There are several price patterns when it appears that you need to enter orders immediately and the most typical of them is the Cup and Handle pattern. It is considered perfect because it has many No.1 categories compared to the patterns that I have introduced before such as the largest size, longest formation time, and highest profit. Let’s find out what the Cup and Handle pattern is and how to get the most profit with it.
What is the Cup and Handle pattern?
The Cup and Handle pattern was discovered by the legendary American investor – William J.O’Neil in 1988. The meaning of its name is simple because this pattern is shaped like a cup with a handle.
In the Forex market, price patterns are quite diverse. Therefore, naming the pattern with its shape is the best way to distinguish them. In theory, this pattern usually appears after an uptrend, which is a signal that the price will continue the preceding trend. However, in some cases, it is also formed at the end of a downtrend and is a sign of a reversal.

Features
The Cup and Handle pattern consists of two parts, specifically as follows.
Cup
– The cup is formed after an uptrend with a minimum decline of 30% of that trend. This phase can be seen as the perfect start to the upside breakout right after the handle is fully confirmed.
– Initially, the market was in an uptrend and then began to decrease gradually forming the body of the cup on the left.
– Sometime later, the price moves to the bottom of the cup and begins to correct upwards to complete the right body of the cup.
Handle
– After the cup part is completed, the market will have a slight pullback with a common depth of ⅓ of the cup height. It should be noted that this depth should not be longer than ½ of the depth of the cup.
– After the accumulation period, the price corrects upwards to form a complete handle. Then if the price keeps rising to break out of the handle, this is when the cup and handle pattern is confirmed.
Crowd psychology when the pattern appears
Usually, when the U-shaped part of the cup appears, the price will drop slightly. Inexperienced investors will be very discouraged at this point. Meanwhile, in the left part of the cup, there will be a tendency to decrease the trading volume. When the price reaches a certain level, it will start the accumulation period.
This is reflected in the trading volume which will tend to increase. When the peak is reached, the price there now acts as a resistance level. Investors will start taking profits by selling.
The sale at this time will contribute to the handle formation. Investors continue to buy again, when the price breaks through the resistance level in a long term it will be considered the end.

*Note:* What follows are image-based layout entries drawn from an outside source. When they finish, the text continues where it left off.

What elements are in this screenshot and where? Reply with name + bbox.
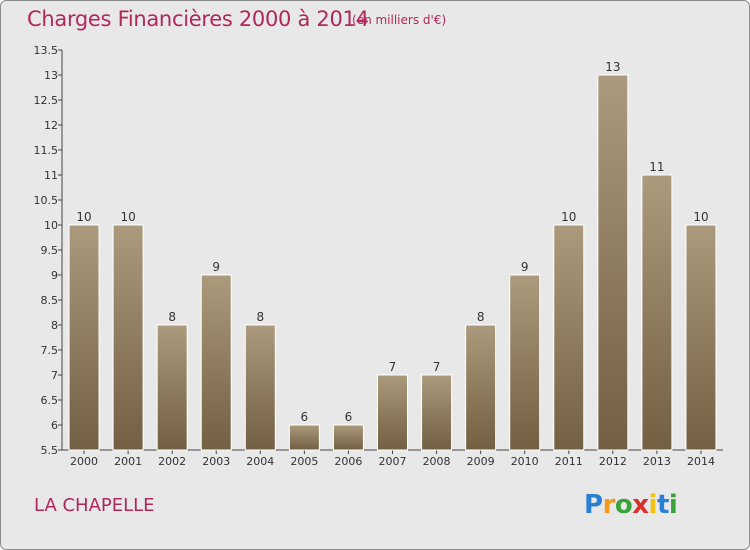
data-label: 7	[389, 360, 397, 374]
y-tick-label: 6.5	[41, 394, 59, 407]
bars	[68, 74, 717, 451]
y-tick-label: 7.5	[41, 344, 59, 357]
chart-subtitle: (en milliers d'€)	[352, 13, 447, 27]
bar	[200, 274, 232, 451]
value-labels: 10 10 8 9 8 6 6 7 7 8 9 10 13 11 10	[76, 60, 708, 424]
bar	[377, 374, 408, 451]
x-tick-label: 2001	[114, 455, 142, 468]
bar	[553, 224, 585, 451]
data-label: 8	[256, 310, 264, 324]
bar	[244, 324, 276, 451]
data-label: 10	[561, 210, 576, 224]
logo-letter: t	[656, 490, 669, 520]
proxiti-logo[interactable]: Proxiti	[584, 490, 678, 520]
bar	[332, 424, 364, 451]
data-label: 8	[477, 310, 485, 324]
y-tick-label: 12	[44, 119, 58, 132]
data-label: 9	[521, 260, 529, 274]
town-name: LA CHAPELLE	[34, 495, 155, 516]
bar	[156, 324, 188, 451]
x-tick-label: 2011	[555, 455, 583, 468]
data-label: 6	[301, 410, 309, 424]
data-label: 11	[649, 160, 664, 174]
y-tick-label: 7	[51, 369, 58, 382]
x-tick-label: 2004	[246, 455, 274, 468]
bar	[68, 224, 100, 451]
y-tick-label: 8.5	[41, 294, 59, 307]
y-tick-label: 8	[51, 319, 58, 332]
data-label: 7	[433, 360, 441, 374]
logo-letter: r	[602, 490, 616, 520]
logo-letter: o	[614, 490, 633, 520]
logo-letter: P	[584, 490, 603, 520]
x-tick-label: 2013	[643, 455, 671, 468]
bar	[112, 224, 144, 451]
x-tick-label: 2009	[467, 455, 495, 468]
logo-letter: i	[648, 490, 658, 520]
x-tick-label: 2012	[599, 455, 627, 468]
data-label: 10	[76, 210, 91, 224]
y-tick-label: 12.5	[34, 94, 59, 107]
y-tick-label: 5.5	[41, 444, 59, 457]
bar	[421, 374, 453, 451]
data-label: 10	[120, 210, 135, 224]
y-tick-label: 6	[51, 419, 58, 432]
x-tick-label: 2002	[158, 455, 186, 468]
y-tick-label: 9	[51, 269, 58, 282]
bar	[597, 74, 629, 451]
bar	[685, 224, 717, 451]
x-tick-label: 2005	[290, 455, 318, 468]
y-tick-label: 10	[44, 219, 58, 232]
bar	[641, 174, 673, 451]
data-label: 8	[168, 310, 176, 324]
x-tick-label: 2006	[334, 455, 362, 468]
x-tick-label: 2008	[423, 455, 451, 468]
x-tick-label: 2010	[511, 455, 539, 468]
data-label: 13	[605, 60, 620, 74]
y-tick-label: 13.5	[34, 44, 59, 57]
bar	[465, 324, 497, 451]
y-tick-label: 11	[44, 169, 58, 182]
y-tick-label: 11.5	[34, 144, 59, 157]
logo-letter: i	[668, 490, 678, 520]
data-label: 10	[693, 210, 708, 224]
bar	[288, 424, 320, 451]
chart-title: Charges Financières 2000 à 2014	[27, 7, 369, 31]
x-tick-label: 2003	[202, 455, 230, 468]
data-label: 6	[345, 410, 353, 424]
y-tick-label: 10.5	[34, 194, 59, 207]
y-tick-label: 9.5	[41, 244, 59, 257]
logo-letter: x	[632, 490, 649, 520]
data-label: 9	[212, 260, 220, 274]
y-tick-label: 13	[44, 69, 58, 82]
bar	[509, 274, 541, 451]
x-tick-label: 2014	[687, 455, 715, 468]
x-tick-label: 2000	[70, 455, 98, 468]
x-tick-label: 2007	[379, 455, 407, 468]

What is a beautiful Cup and Handle pattern?
As I said above, this pattern takes a long time to form. Therefore, their frequency of occurrence on the chart is not as much as other types of patterns. The period for this pattern to be formed is also full of fluctuation with continuous bullish and bearish movements. Thus, not every trader can guess that it is a cup and handle pattern.

To be a beautiful cup, it is necessary to meet some criteria as follows.
– The cup part must resemble a bowl or the round bottom resembles the letter U. If the bottom is like the letter “V”, the signal will not be as accurate as of the cup with a U-shaped bottom.
– Cup depth: Ideally, it should be ⅓ of the depth of the previous uptrend.
– Handle: it will have to slope down to have the highest efficiency. This is also the part of the price that shows a final consolidation before reversing. So the price correction t is only 1/3 of the cup body. It shouldn’t be too deep. If it drops more than 50%, it will not be considered a beautiful cup and handle.
In addition, the edges of both sides of the cup must be horizontal, not tilted too much. Because they are seen as a strong resistance level. If the price breaks through the resistance, it will often go very far.
How to trade effectively with Cup and Handle price pattern
The trading strategy with this pattern is quite simple. Because you only need to determine the standard time to enter a bullish order, 80% of the problem has been solved.
Specifically, to place bullish orders, you can do it in two ways.
Place a bullish order as soon as the price breaks out of the handle.

Open a bullish order when the price returns to test the top of the cup when it changes from the resistance to the support.

Stop loss: Place at the bottom of the handle
Take profit: Set at an increment equal to the height of the cup (from the bottom of the cup to the top of the cup).
Above are the details of the cup and handle pattern. Hope this article can help you understand its meaning and how to use it in Forex. From there, you can make the right decision to make a profit when it appears.